Dans un pays humide où l’on ne dit pas pour rien : « Venez, essuyer là ! », dans ce pays tropical qui est un des plus arrosés de la planète et pas seulement lorsqu’il y est question de corruption, il est capital de savoir que dans ce pays on n’aime pas faire les choses à moitié sous prétexte que les quarts agacent.6 C’est d’ailleurs en 1999 qu’un homme entier de caractère et néanmoins des casernes commençait à gouverner et à occuper l’espace médiatique international de façon unique, ce qui est sans doute la seule consolation des détracteurs de Hugo Chavez.
D’ailleurs en parlant de yougos, alors que la Sud Afriquie avait définitivement cessé le lynchage des couleurs séparément quelques années plus tôt, l’OTAN dut intervenir en ex-Yougoslavie, où la laverie ne faisait plus recette, en effet le nettoyage ethnique l’avait sinistrement rendu obsolète.
Toujours la même année, après avoir vu chuter un certain dictateur indonésien, l’État le plus peureux de la planète, l’État timorais oriental, accédait enfin à l’indépendance vis à vis de celui qui s’était permis de l’envahir une trentaine d’années plus tôt.
Mais surtout, 1999 fut retenue comme étant l’année de tous les dangers en raison de la peur du bogue de l’an 2000. Très préoccupé par ce sujet, le président russe Boris Eltsine se demanda quel Premier ministre était le plus à même de rester en poste l’année suivante.
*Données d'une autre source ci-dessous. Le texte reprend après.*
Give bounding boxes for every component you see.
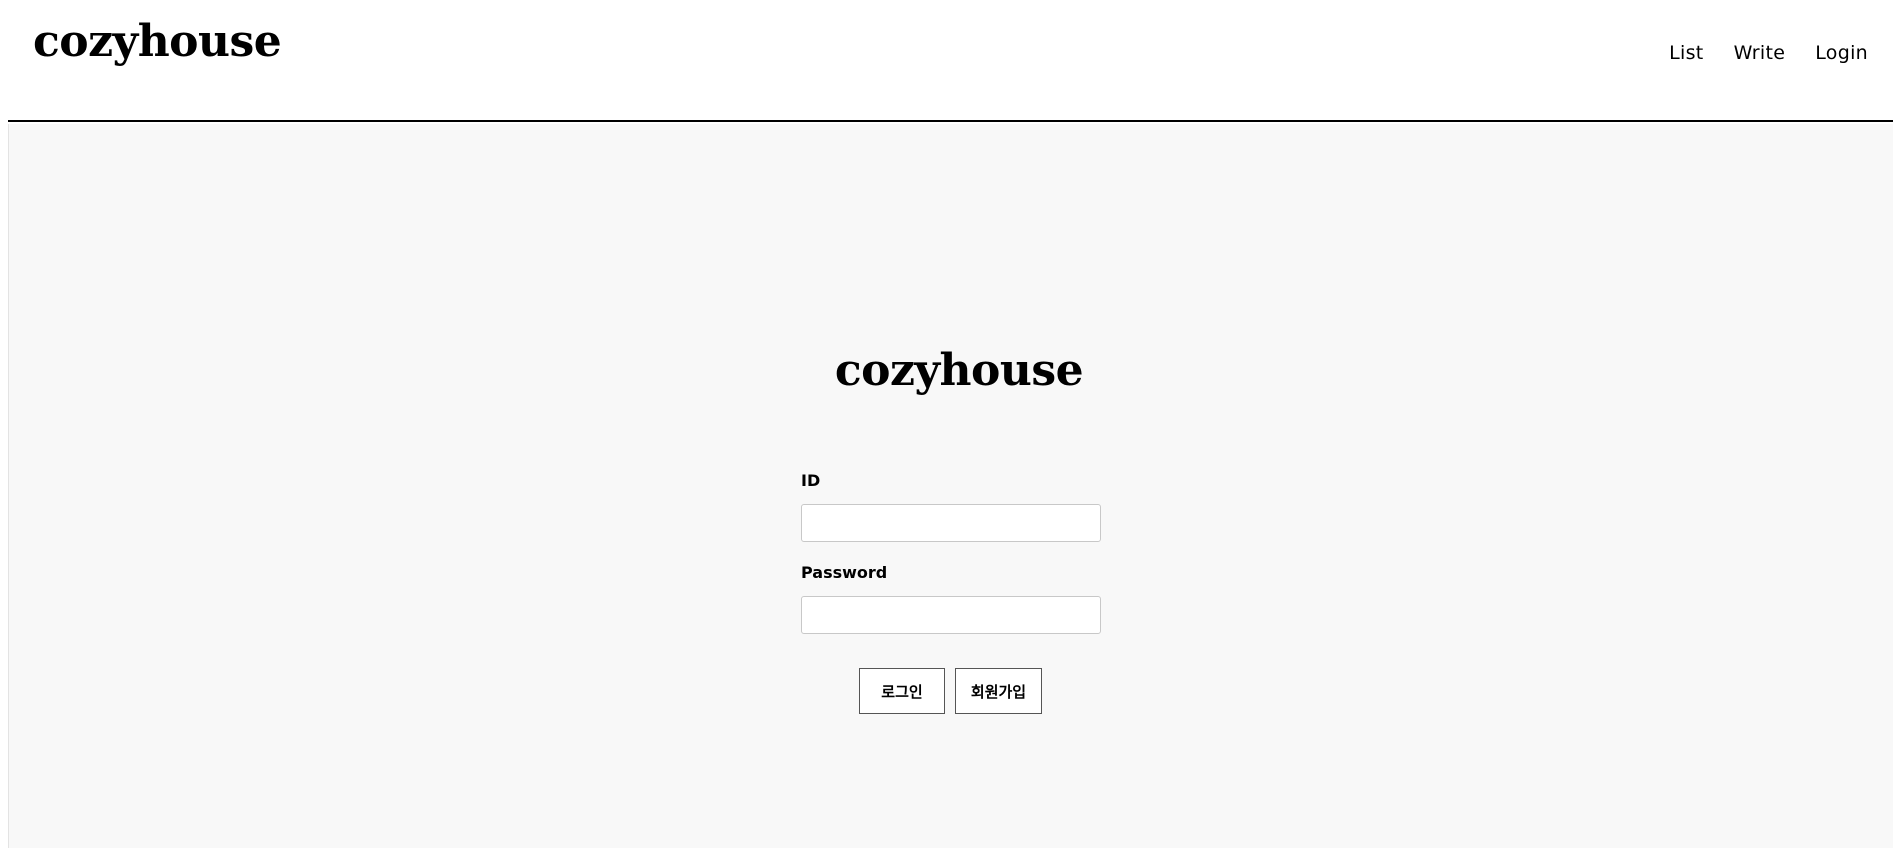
nav-link-list[interactable]: List — [1669, 42, 1703, 64]
main-content: cozyhouse ID Password 로그인 회원가입 — [8, 124, 1893, 848]
form-buttons: 로그인 회원가입 — [859, 668, 1042, 714]
password-label: Password — [801, 563, 888, 582]
nav-link-login[interactable]: Login — [1815, 42, 1868, 64]
id-label: ID — [801, 471, 821, 490]
id-input[interactable] — [801, 504, 1101, 542]
form-logo: cozyhouse — [834, 345, 1084, 396]
main-nav: List Write Login — [1669, 42, 1868, 64]
signup-button[interactable]: 회원가입 — [955, 668, 1042, 714]
login-button[interactable]: 로그인 — [859, 668, 945, 714]
site-header: cozyhouse List Write Login — [8, 0, 1893, 122]
brand-logo[interactable]: cozyhouse — [33, 17, 282, 66]
nav-link-write[interactable]: Write — [1734, 42, 1786, 64]
password-input[interactable] — [801, 596, 1101, 634]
Changeant deux fois de gouvernement dans l’année, Boris Eltsine expérimenta différents personnages dont il finit par se dire que Vladimir Vladimirovitch Poutine devait lui succéder, ce en quoi ce dernier était d’accord. Se rendant compte dans un éclair de lucidité que sa fonction présidentielle ne passait pas l’an 2000, Boris Eltsine décida d’éviter le bogue en démissionnant in extrémis avant les douze coups de minuit. Grâce à ce geste, il put vivre loin des tracas de la vie politique jusqu’en avril 2007.
Et nous voici maintenant en 2009, que vous allez construire mieux que ce que les autres ont pu d’ores et déjà faire jusqu’à présent.
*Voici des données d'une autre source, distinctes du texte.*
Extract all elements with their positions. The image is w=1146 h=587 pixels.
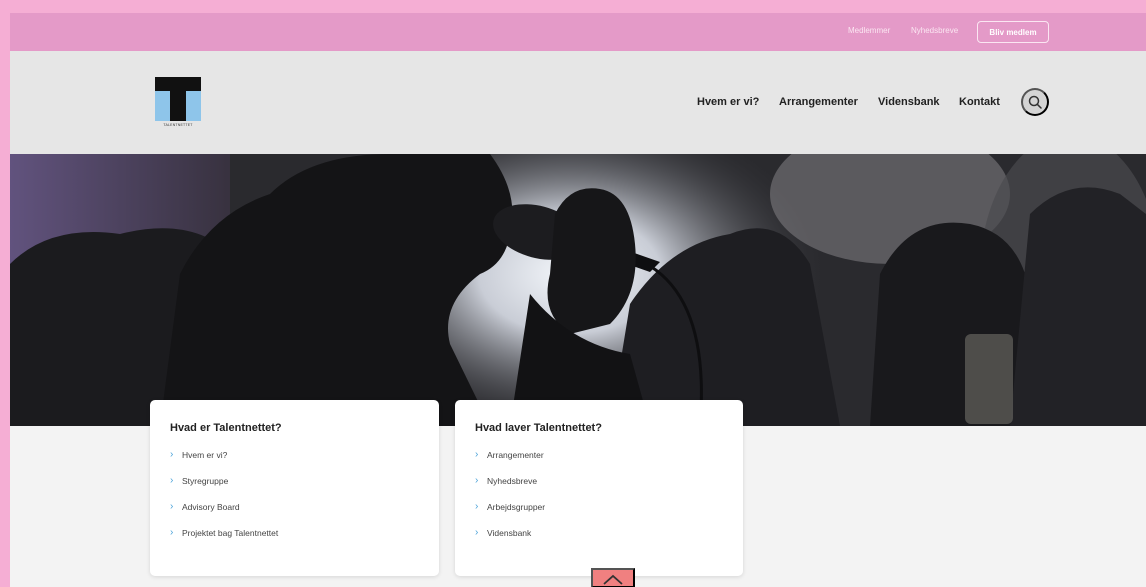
nav-arrangementer[interactable]: Arrangementer [779, 96, 858, 108]
list-item[interactable]: › Arrangementer [475, 450, 545, 476]
members-link[interactable]: Medlemmer [848, 26, 890, 35]
nav-hvem-er-vi[interactable]: Hvem er vi? [697, 96, 759, 108]
list-item[interactable]: › Hvem er vi? [170, 450, 278, 476]
list-item[interactable]: › Projektet bag Talentnettet [170, 528, 278, 554]
hero-photo-singer-with-microphone [10, 154, 1146, 426]
site-header: TALENTNETTET Hvem er vi? Arrangementer V… [10, 51, 1146, 154]
webpage: Medlemmer Nyhedsbreve Bliv medlem TALENT… [10, 13, 1146, 587]
chevron-right-icon: › [475, 501, 479, 512]
list-item[interactable]: › Advisory Board [170, 502, 278, 528]
search-icon [1028, 95, 1042, 109]
chevron-right-icon: › [170, 449, 174, 460]
chevron-right-icon: › [475, 527, 479, 538]
chevron-right-icon: › [170, 475, 174, 486]
newsletters-link[interactable]: Nyhedsbreve [911, 26, 958, 35]
card-title: Hvad laver Talentnettet? [475, 422, 602, 434]
card-link-list: › Hvem er vi? › Styregruppe › Advisory Boar… [170, 450, 278, 554]
nav-kontakt[interactable]: Kontakt [959, 96, 1000, 108]
card-link-list: › Arrangementer › Nyhedsbreve › Arbejdsgrup… [475, 450, 545, 554]
hero-image [10, 154, 1146, 426]
search-button[interactable] [1021, 88, 1049, 116]
site-logo[interactable]: TALENTNETTET [155, 77, 201, 129]
list-item[interactable]: › Vidensbank [475, 528, 545, 554]
join-button[interactable]: Bliv medlem [977, 21, 1049, 43]
nav-vidensbank[interactable]: Vidensbank [878, 96, 940, 108]
logo-wordmark: TALENTNETTET [163, 123, 193, 127]
chevron-right-icon: › [475, 475, 479, 486]
chevron-right-icon: › [170, 501, 174, 512]
list-item[interactable]: › Nyhedsbreve [475, 476, 545, 502]
list-item[interactable]: › Arbejdsgrupper [475, 502, 545, 528]
card-what-does: Hvad laver Talentnettet? › Arrangementer … [455, 400, 743, 576]
card-what-is: Hvad er Talentnettet? › Hvem er vi? › Styr… [150, 400, 439, 576]
chevron-right-icon: › [170, 527, 174, 538]
back-to-top-button[interactable] [591, 568, 635, 587]
top-utility-bar: Medlemmer Nyhedsbreve Bliv medlem [10, 13, 1146, 51]
card-title: Hvad er Talentnettet? [170, 422, 282, 434]
list-item[interactable]: › Styregruppe [170, 476, 278, 502]
chevron-up-icon [603, 574, 623, 585]
logo-t-stem [170, 77, 186, 121]
chevron-right-icon: › [475, 449, 479, 460]
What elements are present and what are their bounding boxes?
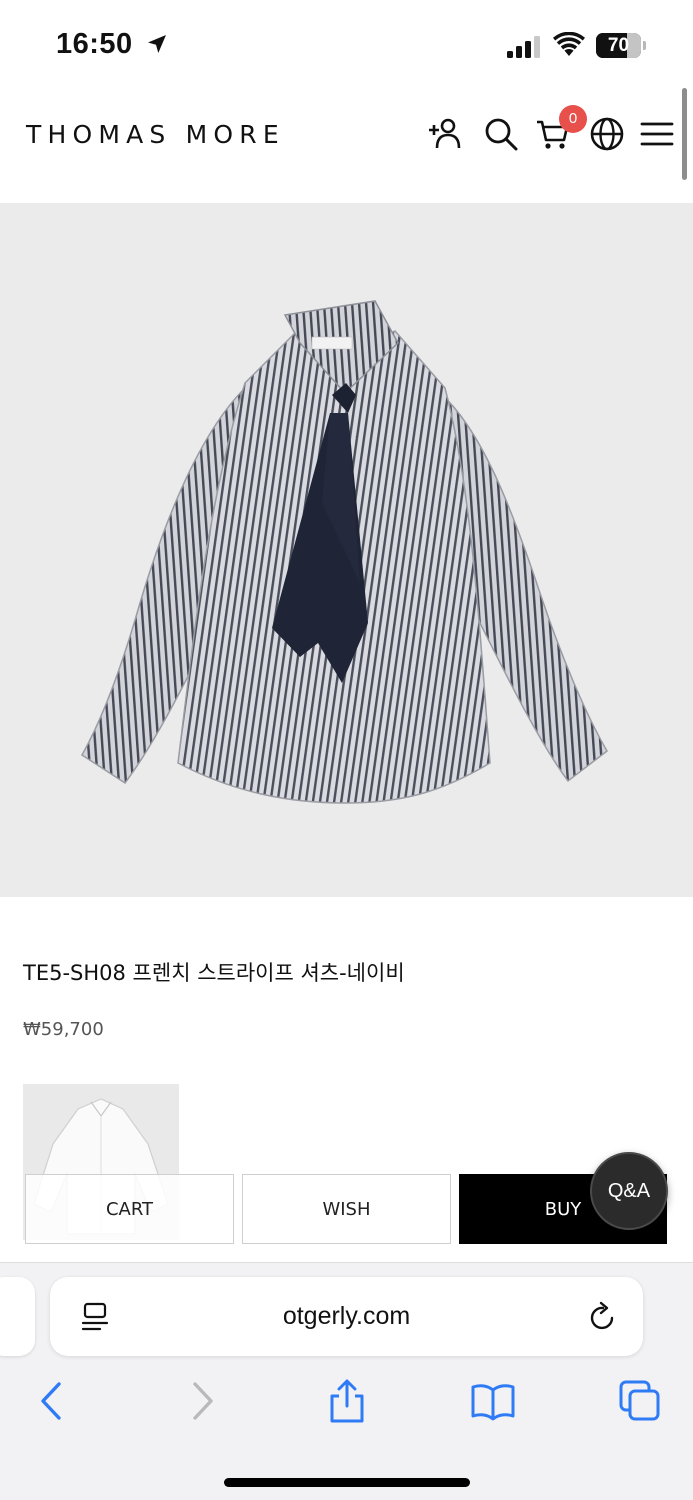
product-price: ₩59,700 — [23, 1019, 104, 1040]
wifi-icon — [553, 32, 585, 56]
cart-button-label: CART — [105, 1198, 154, 1220]
reload-icon[interactable] — [588, 1301, 618, 1333]
status-bar: 16:50 70 — [0, 0, 693, 90]
buy-button-label: BUY — [544, 1198, 582, 1220]
add-user-icon[interactable] — [427, 116, 463, 152]
brand-logo[interactable]: THOMAS MORE — [26, 120, 285, 149]
product-image[interactable] — [0, 203, 693, 897]
qa-floating-button[interactable]: Q&A — [590, 1152, 668, 1230]
battery-indicator: 70 — [596, 33, 646, 58]
previous-tab-preview[interactable] — [0, 1277, 35, 1356]
qa-button-label: Q&A — [607, 1179, 651, 1202]
search-icon[interactable] — [483, 116, 519, 152]
battery-nub — [643, 41, 646, 50]
share-icon[interactable] — [324, 1378, 370, 1424]
cart-count-badge: 0 — [559, 105, 587, 133]
forward-icon[interactable] — [179, 1378, 225, 1424]
wishlist-button[interactable]: WISH — [242, 1174, 451, 1244]
home-indicator[interactable] — [224, 1478, 470, 1487]
location-arrow-icon — [148, 35, 166, 53]
wish-button-label: WISH — [322, 1198, 371, 1220]
add-to-cart-button[interactable]: CART — [25, 1174, 234, 1244]
url-text: otgerly.com — [282, 1302, 411, 1330]
cellular-signal-icon — [507, 36, 540, 58]
site-header: THOMAS MORE 0 — [0, 90, 693, 203]
battery-level: 70 — [607, 35, 630, 56]
back-icon[interactable] — [29, 1378, 75, 1424]
bookmarks-icon[interactable] — [470, 1378, 516, 1424]
tabs-icon[interactable] — [617, 1378, 663, 1424]
product-title: TE5-SH08 프렌치 스트라이프 셔츠-네이비 — [23, 961, 405, 985]
menu-icon[interactable] — [639, 116, 675, 152]
globe-icon[interactable] — [589, 116, 625, 152]
scroll-indicator[interactable] — [682, 88, 687, 180]
status-time: 16:50 — [56, 28, 133, 60]
address-bar[interactable]: otgerly.com — [50, 1277, 643, 1356]
shirt-with-tie-image — [81, 300, 608, 804]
- Amie et sponsor, et qui sait peut-être imprésario, du régime des Khmers rouges. [↩]
- À ce sujet je tiens une anecdote invraisemblable. En effet, ce tragique épisode de l’histoire aurait parait-il servi de leçon à un jeune vitrier états-unien du nom de William Gates qui aurait alors parfaitement compris ce que voulait dire se tenir à carreau ; une maxime dont on ne peut pas dire qu’il n’en fit pas son atout lorsqu’il créa Mini-Mini-doux. [↩]
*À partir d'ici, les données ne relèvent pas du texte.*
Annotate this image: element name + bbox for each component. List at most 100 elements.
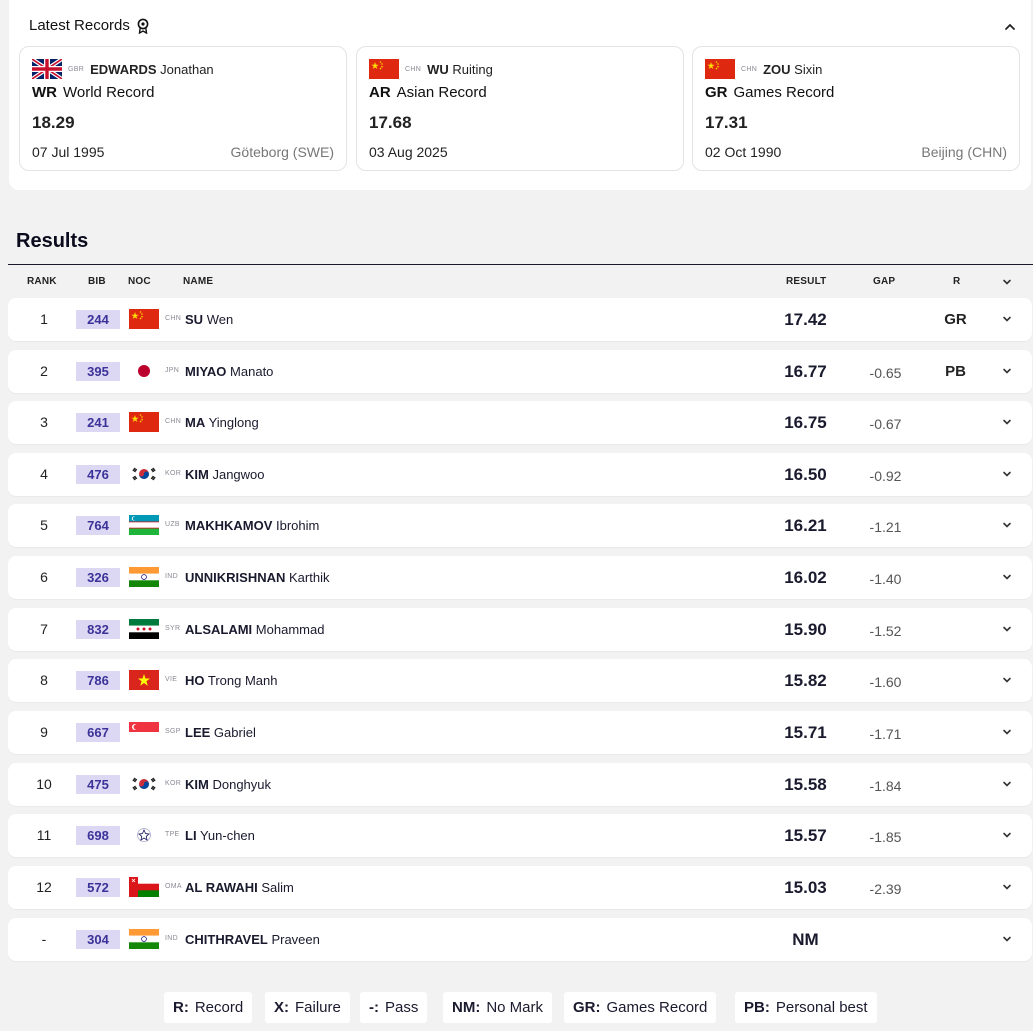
record-type-label: Asian Record: [396, 84, 487, 101]
athlete-name[interactable]: LI Yun-chen: [185, 828, 255, 843]
chevron-down-icon[interactable]: [1001, 468, 1013, 480]
chevron-down-icon[interactable]: [1001, 778, 1013, 790]
record-athlete: CHN ZOU Sixin: [705, 59, 822, 79]
result-mark: 15.58: [784, 775, 827, 794]
bib-badge: 241: [76, 413, 120, 432]
chevron-down-icon[interactable]: [1001, 881, 1013, 893]
result-mark: 15.57: [784, 826, 827, 845]
result-gap: -0.65: [869, 365, 902, 381]
result-gap: -1.60: [869, 674, 902, 690]
result-gap: -2.39: [869, 881, 902, 897]
chevron-down-icon[interactable]: [1001, 623, 1013, 635]
award-ribbon-icon: [137, 18, 149, 34]
chevron-down-icon[interactable]: [1001, 365, 1013, 377]
athlete-name[interactable]: HO Trong Manh: [185, 673, 278, 688]
flag-icon: [129, 361, 159, 381]
result-mark: 15.90: [784, 620, 827, 639]
athlete-given-name: Salim: [261, 880, 294, 895]
flag-icon: [30, 57, 64, 81]
result-mark: NM: [792, 930, 819, 949]
result-row[interactable]: 11 698 TPE LI Yun-chen 15.57 -1.85: [8, 814, 1032, 857]
athlete-surname: MAKHKAMOV: [185, 518, 273, 533]
flag-icon: [129, 825, 159, 845]
result-row[interactable]: 8 786 VIE HO Trong Manh 15.82 -1.60: [8, 659, 1032, 702]
result-mark: 16.50: [784, 465, 827, 484]
chevron-down-icon[interactable]: [1001, 519, 1013, 531]
athlete-name[interactable]: KIM Donghyuk: [185, 777, 271, 792]
noc-code: OMA: [165, 883, 182, 890]
result-row[interactable]: 2 395 JPN MIYAO Manato 16.77 -0.65 PB: [8, 350, 1032, 393]
result-mark: 16.21: [784, 516, 827, 535]
athlete-name[interactable]: SU Wen: [185, 312, 233, 327]
result-row[interactable]: 6 326 IND UNNIKRISHNAN Karthik 16.02 -1.…: [8, 556, 1032, 599]
flag-icon: [129, 619, 159, 639]
chevron-down-icon[interactable]: [1001, 416, 1013, 428]
legend-label: No Mark: [486, 999, 544, 1016]
result-row[interactable]: 10 475 KOR KIM Donghyuk 15.58 -1.84: [8, 763, 1032, 806]
record-type-abbr: WR: [32, 84, 57, 101]
athlete-name[interactable]: ALSALAMI Mohammad: [185, 622, 324, 637]
result-row[interactable]: 1 244 CHN SU Wen 17.42 GR: [8, 298, 1032, 341]
record-type-abbr: AR: [369, 84, 391, 101]
result-mark: 16.77: [784, 362, 827, 381]
athlete-surname: KIM: [185, 777, 209, 792]
result-rank: 8: [40, 672, 48, 688]
result-gap: -1.84: [869, 778, 902, 794]
record-card[interactable]: CHN ZOU Sixin GR Games Record 17.31 02 Oc…: [692, 46, 1020, 171]
record-value: 17.31: [705, 113, 748, 132]
athlete-given-name: Gabriel: [213, 725, 256, 740]
col-header-rank: RANK: [27, 276, 57, 287]
result-mark: 17.42: [784, 310, 827, 329]
chevron-down-icon[interactable]: [1001, 933, 1013, 945]
athlete-given-name: Praveen: [271, 932, 320, 947]
divider: [8, 264, 1033, 265]
result-row[interactable]: 3 241 CHN MA Yinglong 16.75 -0.67: [8, 401, 1032, 444]
athlete-name[interactable]: MIYAO Manato: [185, 364, 273, 379]
noc-code: CHN: [165, 418, 182, 425]
legend-item: GR: Games Record: [564, 992, 717, 1023]
flag-icon: [129, 464, 159, 484]
athlete-name[interactable]: KIM Jangwoo: [185, 467, 265, 482]
noc-code: JPN: [165, 367, 180, 374]
result-row[interactable]: 5 764 UZB MAKHKAMOV Ibrohim 16.21 -1.21: [8, 504, 1032, 547]
flag-icon: [705, 59, 735, 79]
result-row[interactable]: 7 832 SYR ALSALAMI Mohammad 15.90 -1.52: [8, 608, 1032, 651]
chevron-down-icon[interactable]: [1001, 313, 1013, 325]
athlete-name[interactable]: LEE Gabriel: [185, 725, 256, 740]
noc-code: KOR: [165, 470, 182, 477]
athlete-name[interactable]: MAKHKAMOV Ibrohim: [185, 518, 319, 533]
result-mark: 16.75: [784, 413, 827, 432]
record-type: WR World Record: [32, 84, 154, 101]
result-row[interactable]: 12 572 OMA AL RAWAHI Salim 15.03 -2.39: [8, 866, 1032, 909]
result-rank: 7: [40, 621, 48, 637]
record-athlete-given-name: Sixin: [794, 61, 823, 77]
expand-all-chevron-down-icon[interactable]: [1001, 276, 1013, 288]
result-row[interactable]: - 304 IND CHITHRAVEL Praveen NM: [8, 918, 1032, 961]
result-row[interactable]: 9 667 SGP LEE Gabriel 15.71 -1.71: [8, 711, 1032, 754]
athlete-name[interactable]: MA Yinglong: [185, 415, 259, 430]
chevron-down-icon[interactable]: [1001, 829, 1013, 841]
legend-item: PB: Personal best: [735, 992, 877, 1023]
athlete-given-name: Yinglong: [208, 415, 259, 430]
bib-badge: 698: [76, 826, 120, 845]
chevron-down-icon[interactable]: [1001, 674, 1013, 686]
bib-badge: 244: [76, 310, 120, 329]
result-rank: 5: [40, 517, 48, 533]
athlete-given-name: Donghyuk: [212, 777, 272, 792]
noc-code: VIE: [165, 676, 178, 683]
chevron-down-icon[interactable]: [1001, 571, 1013, 583]
record-type-abbr: GR: [705, 84, 728, 101]
record-card[interactable]: CHN WU Ruiting AR Asian Record 17.68 03 A…: [356, 46, 684, 171]
result-row[interactable]: 4 476 KOR KIM Jangwoo 16.50 -0.92: [8, 453, 1032, 496]
chevron-up-icon[interactable]: [1003, 20, 1017, 34]
record-date: 03 Aug 2025: [369, 144, 448, 160]
record-venue: Beijing (CHN): [921, 144, 1007, 160]
athlete-name[interactable]: AL RAWAHI Salim: [185, 880, 294, 895]
legend-label: Personal best: [775, 999, 868, 1016]
col-header-r: R: [953, 276, 961, 287]
athlete-name[interactable]: UNNIKRISHNAN Karthik: [185, 570, 329, 585]
flag-icon: [129, 929, 159, 949]
athlete-name[interactable]: CHITHRAVEL Praveen: [185, 932, 320, 947]
chevron-down-icon[interactable]: [1001, 726, 1013, 738]
record-card[interactable]: GBR EDWARDS Jonathan WR World Record 18.2…: [19, 46, 347, 171]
- La Sud Afriquie est une appellation de Pierre Desproges. [↩]
- Rougine Tao de son sobriquet pingouinier, lorsqu’il était secrétaire en charge du Tibet [↩]
- Oui, le lama est un ongulé, au même titre que le cheval, ce qui doit expliquer pourquoi son cri est le hennissement. [↩]
- Il est aussi capital de savoir que l’écart entre les pauvres et les riches agace. [↩]














12 janvier 2009 at 10:09
Bravo pour ce joli billet !
12 janvier 2009 at 21:50
Cher Toréador,
Content qu’il t’ait plu. Bonne année 2009 au passage.